Enter the city of San Francisco, which has apparently run out of landfill space and the "Real Foodies Compost" campaign.  The heart of the campaign is this video which is available in multiple lengths - :15, :30, and :40.  It will run on the microsite "" and on pre-rolls and social media.  

Out-of-Home, online banners, native advertising, and interestingly direct mail -- yes old-fashioned postcards - are being used as well.

I like the strategy.  Connecting to a sub-culture is a powerful way to persuade.  But I think the execution falls short because it does not exploit social proof.  I believe that if communications focused more on composting as a route to belonging to the group the campaign would be far more effective. 

My students would agree.  Here is a link to a blog posted previously about the topic, with their comments.  I have to admit that I was surprised when they suggested requiring proof before people could claim to be green.

Lukovitz, K. (2016, August 12)  San Francisco Campaign Aims To Make Composting Aspirational.  Retrieved August 26, 2016, from

Friday, August 19, 2016

And the gold medal goes to Reese's.

Since I managed to come down with a cold on the day of the opening ceremonies, I have been watching the Olympics quite a bit over the past two weeks. 

In my opinion, the ads have been very disappointing, heavy on the sentiment, not very memorable. 

Perhaps part of the problem is who's advertising.  Apparently the top spender is the automotive category.  I guess that makes sense now that car buying has become a gender neutral activity.  But since I don't own a car I tune those ads out pretty quickly.

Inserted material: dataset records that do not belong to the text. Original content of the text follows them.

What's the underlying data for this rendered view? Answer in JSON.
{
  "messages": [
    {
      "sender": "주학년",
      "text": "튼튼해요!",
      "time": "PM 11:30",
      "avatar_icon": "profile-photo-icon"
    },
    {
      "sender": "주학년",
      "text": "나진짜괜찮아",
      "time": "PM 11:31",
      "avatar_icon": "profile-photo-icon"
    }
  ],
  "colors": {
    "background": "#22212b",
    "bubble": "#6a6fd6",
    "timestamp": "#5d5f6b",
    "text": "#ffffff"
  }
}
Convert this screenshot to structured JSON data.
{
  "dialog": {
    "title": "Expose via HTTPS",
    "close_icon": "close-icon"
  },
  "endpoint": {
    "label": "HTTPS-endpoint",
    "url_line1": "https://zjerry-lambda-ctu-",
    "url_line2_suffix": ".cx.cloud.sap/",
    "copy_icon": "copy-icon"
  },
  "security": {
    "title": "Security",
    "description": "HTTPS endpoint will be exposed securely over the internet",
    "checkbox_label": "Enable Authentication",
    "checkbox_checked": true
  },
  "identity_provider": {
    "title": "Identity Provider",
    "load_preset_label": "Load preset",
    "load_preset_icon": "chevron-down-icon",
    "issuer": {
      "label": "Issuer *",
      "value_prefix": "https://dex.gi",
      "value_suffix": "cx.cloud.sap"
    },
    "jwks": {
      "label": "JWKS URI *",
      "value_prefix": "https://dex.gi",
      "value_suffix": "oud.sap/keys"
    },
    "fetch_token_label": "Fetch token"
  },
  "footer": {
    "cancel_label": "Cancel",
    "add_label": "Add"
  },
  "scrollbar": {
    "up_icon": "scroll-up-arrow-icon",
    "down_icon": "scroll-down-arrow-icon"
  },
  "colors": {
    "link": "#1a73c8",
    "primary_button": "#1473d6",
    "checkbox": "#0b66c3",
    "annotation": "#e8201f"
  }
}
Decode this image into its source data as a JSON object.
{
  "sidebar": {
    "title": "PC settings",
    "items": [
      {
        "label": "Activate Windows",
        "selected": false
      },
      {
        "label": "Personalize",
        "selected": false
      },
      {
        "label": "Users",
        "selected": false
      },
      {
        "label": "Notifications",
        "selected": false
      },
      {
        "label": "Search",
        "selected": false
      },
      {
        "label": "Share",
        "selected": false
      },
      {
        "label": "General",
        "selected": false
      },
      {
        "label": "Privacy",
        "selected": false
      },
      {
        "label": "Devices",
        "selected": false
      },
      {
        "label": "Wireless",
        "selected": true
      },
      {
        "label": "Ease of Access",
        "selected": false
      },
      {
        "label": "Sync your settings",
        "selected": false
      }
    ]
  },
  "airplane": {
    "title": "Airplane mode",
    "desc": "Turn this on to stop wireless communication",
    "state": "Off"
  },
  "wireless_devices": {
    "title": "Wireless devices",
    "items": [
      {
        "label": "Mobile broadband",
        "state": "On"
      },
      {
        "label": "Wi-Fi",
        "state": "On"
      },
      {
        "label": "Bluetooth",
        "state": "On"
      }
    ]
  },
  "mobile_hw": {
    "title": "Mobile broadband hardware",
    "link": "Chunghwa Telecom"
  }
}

The second biggest category is movies -- again gender neutral, so that works with the Olympics audience mix too (55% female/45% male).  Last week they teased the ad for Star Wars Rogue One, which was interesting.  But then when they ran the full commercial a couple of nights later it was a mess.  And that's coming from someone who will probably go see the movie.  At the end of the commercial they mentioned viewing the full trailer online, so perhaps that was their end game.  But I still think they should have done a better job with their air time.

What I think is missing most from this year's Olympics ads is humor.  That's probably why the Reese's commercial got my attention. 

I laughed as I watched it.  I also found myself thinking that is had been a while since I had had a Reese's cup and that they taste pretty good.  So it's not surprising that when I went to the drugstore to pick up some more Nyquil I succumbed to temptation and bought some Reese's cups, which were of course conveniently located at check-out.  

And you know, they tasted just as good as I remembered.